If it did go to court, then I'd want indefinite supervised contact, but I know that wouldn't happen. How can you feel ok about handing your child over to someone who has huge potential to put them at risk 😢 And knowing you have no choice over this.

user1000000000000000001 Mon 29-May-17 07:34:47

im in a very similar position to you with a 2 year old and 7 month old.. would agree to indefinite supervised contact only but thay will never happen so im going for indirect updates only!

hoping my ex doesnt bother. even though he could self represent I think the fact je got a conviction for dv in the past 6 months i think he would need legal help to get what he wants.

Seenoevil Mon 29-May-17 08:44:48

My partner took his ex to court, she just kept saying no to access or was trying to make it supervised by her all the time and he obv wanted his child without his ex watching them. They went to court 3-4 times and he was awarded unsupervised access every other weekend with overnights but he doesn't do drugs, he's not abusive and he pays child support. She just didn't want to let him have his child as she was still clinging on to hope that he would get back with her and she thought the more he seen her and his child together that he would go back. He didn't.

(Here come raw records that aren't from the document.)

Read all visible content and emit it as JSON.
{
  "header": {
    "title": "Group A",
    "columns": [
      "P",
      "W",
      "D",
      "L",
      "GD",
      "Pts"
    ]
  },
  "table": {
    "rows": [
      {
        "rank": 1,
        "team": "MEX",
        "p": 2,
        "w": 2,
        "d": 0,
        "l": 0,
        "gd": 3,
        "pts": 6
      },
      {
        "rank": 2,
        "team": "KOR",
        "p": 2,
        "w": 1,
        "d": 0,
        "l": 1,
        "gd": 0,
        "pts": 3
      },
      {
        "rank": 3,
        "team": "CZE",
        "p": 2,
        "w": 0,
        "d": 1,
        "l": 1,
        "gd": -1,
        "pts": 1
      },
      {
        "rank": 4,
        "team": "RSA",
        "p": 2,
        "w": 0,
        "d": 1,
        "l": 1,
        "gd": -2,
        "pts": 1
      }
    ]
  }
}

Hulder Mon 29-May-17 09:44:09

Given your ex doesn't even turn up to his current contact it's unlikely he is going to get far is it?

If he really really really wanted the contact he would be religiously turning up, massively interested in their lives etc. But as you have rightly spotted, he isn't, he's just interested in bullying you and has noticed that threatening court is a good way to go about it.

Chances are, he won't. Even if he does, you'll have a solicitor. And he'll still be a twat who hasn't turned up to his existing contact.

Not exactly going to go well for him, is it?

Coolmamma45 Mon 29-May-17 10:45:40

It's certainly a possibility that you shouldn't rule out. I think it's important that you can prove that you have encouraged contact as Courts like that. Perhaps keep a diary and make sure arrangements are in writing so he can't say you were obstructing contact. Unfortunately abusive men use the Court process to further victimise.

Violetcharlotte Mon 29-May-17 10:54:44

My abusive ex was full of how he'd take me to court and we custody of the kids. DA support worker got me a fantastic solicitor who arranged court hearings to agree access arrangements. Ex didn't even bother to show up.

It's all about control. They've got no interest in the kids, they try to scare you by threatening to take away the things that are most precious to you.